(7 of 8)
Under the Heritage Foundation proposal, the government's annual payment would vary based on age and sex but not medical condition; Medicare-qualified insurance plans, though, would be forbidden to discriminate against sicker people. This puts much of the burden of risk pooling on private insurers. There would be a tremendous incentive for insurers to "cherry pick"--to try to sign up healthier people--as is happening in a small way now with Medicare's HMO option. Even without purposeful discrimination, healthier people will naturally drift toward the cheaper, less elaborate plans, making them cheaper still--not because of greater efficiency but because of what is known as "adverse selection." The consequence? To avoid punishing sick people--simply for being sick--will require far more government regulation than free-market enthusiasts for managed competition care to admit.
Managed competition and managed care are not the only ways to bring free-market discipline into Medicare. In fact, by retaining the basic principle of insurance, they preserve health care as a salad bar where you can eat as much as you want at no extra cost. The Cato Institute, a libertarian think tank, wants to go further: arrange it so that people pay for most normal medical expenses out of their own pockets.

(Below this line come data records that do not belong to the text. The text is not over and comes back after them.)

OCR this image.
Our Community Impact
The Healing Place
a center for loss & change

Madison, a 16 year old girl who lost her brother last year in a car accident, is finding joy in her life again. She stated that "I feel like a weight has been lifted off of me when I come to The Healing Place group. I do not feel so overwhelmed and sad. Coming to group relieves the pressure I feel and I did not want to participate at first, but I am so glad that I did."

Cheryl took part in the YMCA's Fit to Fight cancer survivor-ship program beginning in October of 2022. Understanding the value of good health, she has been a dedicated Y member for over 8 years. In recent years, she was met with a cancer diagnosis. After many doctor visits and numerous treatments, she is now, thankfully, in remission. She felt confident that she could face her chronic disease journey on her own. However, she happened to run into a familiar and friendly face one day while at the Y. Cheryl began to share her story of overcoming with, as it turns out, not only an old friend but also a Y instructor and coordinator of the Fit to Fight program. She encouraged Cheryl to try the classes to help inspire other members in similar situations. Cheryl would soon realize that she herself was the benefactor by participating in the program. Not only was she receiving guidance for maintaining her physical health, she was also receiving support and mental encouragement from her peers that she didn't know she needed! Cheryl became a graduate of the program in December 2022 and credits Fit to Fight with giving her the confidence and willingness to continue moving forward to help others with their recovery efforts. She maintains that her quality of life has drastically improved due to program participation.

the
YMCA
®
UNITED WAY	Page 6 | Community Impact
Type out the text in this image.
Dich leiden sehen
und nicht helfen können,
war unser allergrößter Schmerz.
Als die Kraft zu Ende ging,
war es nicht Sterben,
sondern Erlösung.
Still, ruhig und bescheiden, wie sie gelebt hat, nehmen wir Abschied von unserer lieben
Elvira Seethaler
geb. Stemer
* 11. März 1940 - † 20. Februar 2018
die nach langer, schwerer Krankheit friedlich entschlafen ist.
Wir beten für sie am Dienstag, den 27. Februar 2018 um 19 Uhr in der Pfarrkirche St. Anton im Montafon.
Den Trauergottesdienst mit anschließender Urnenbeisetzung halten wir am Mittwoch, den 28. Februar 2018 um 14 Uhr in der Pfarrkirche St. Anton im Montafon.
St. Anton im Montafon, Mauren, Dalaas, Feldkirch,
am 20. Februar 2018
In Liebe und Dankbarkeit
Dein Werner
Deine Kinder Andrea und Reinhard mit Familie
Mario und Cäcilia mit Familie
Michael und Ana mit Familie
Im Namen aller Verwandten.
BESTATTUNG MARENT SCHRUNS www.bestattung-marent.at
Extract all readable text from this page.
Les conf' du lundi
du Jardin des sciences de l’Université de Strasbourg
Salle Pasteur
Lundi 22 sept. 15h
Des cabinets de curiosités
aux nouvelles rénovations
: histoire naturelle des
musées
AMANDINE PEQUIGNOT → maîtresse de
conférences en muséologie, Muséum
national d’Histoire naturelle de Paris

Cato would gradually increase Medicare's deductibles and copayments--currently $716 for the first 60 days of a hospital stay, and $100 a year plus 20% of doctors' bills and outpatient services--until the first several thousand dollars of seniors' health-care expenses each year would be uninsured. ("If necessary," Cato says grudgingly, there could be a subsidy for lower-income elderly folk.) In essence, this would convert Medicare into an insurance program for very large, "catastrophic" health-care expenses only. The theory is that people will watch every penny when they are paying the bills themselves.
The theory is undoubtedly correct. But there are problems too. As mentioned, there are limits on people's ability and inclination to be rational consumers when it comes to health care. Furthermore, the worst health-care inflation is occurring in big-ticket items, such as major surgery, which cost more than the annual out-of-pocket threshold. The big savings to the government would come not from any triumph of market-based efficiency but simply from making seniors pay more of the cost. And the government would lose some of that money again if, as proposed, people are encouraged to set up tax-free "Medisave" accounts to pay for the annual out-of-pocket expenses.
President Clinton argued last year that you can't reform Medicare without reforming the whole health-care system. That is partly right and partly wrong. It's true that the real problem is the rising cost of health care in general, not Medicare per se. But Medicare is now behind the rest of the health-care system in health-cost management innovation. And Medicare, as the country's largest single health-care financing system by far, can and ought to lead the way in finding solutions (since general reform appears out of the question for now).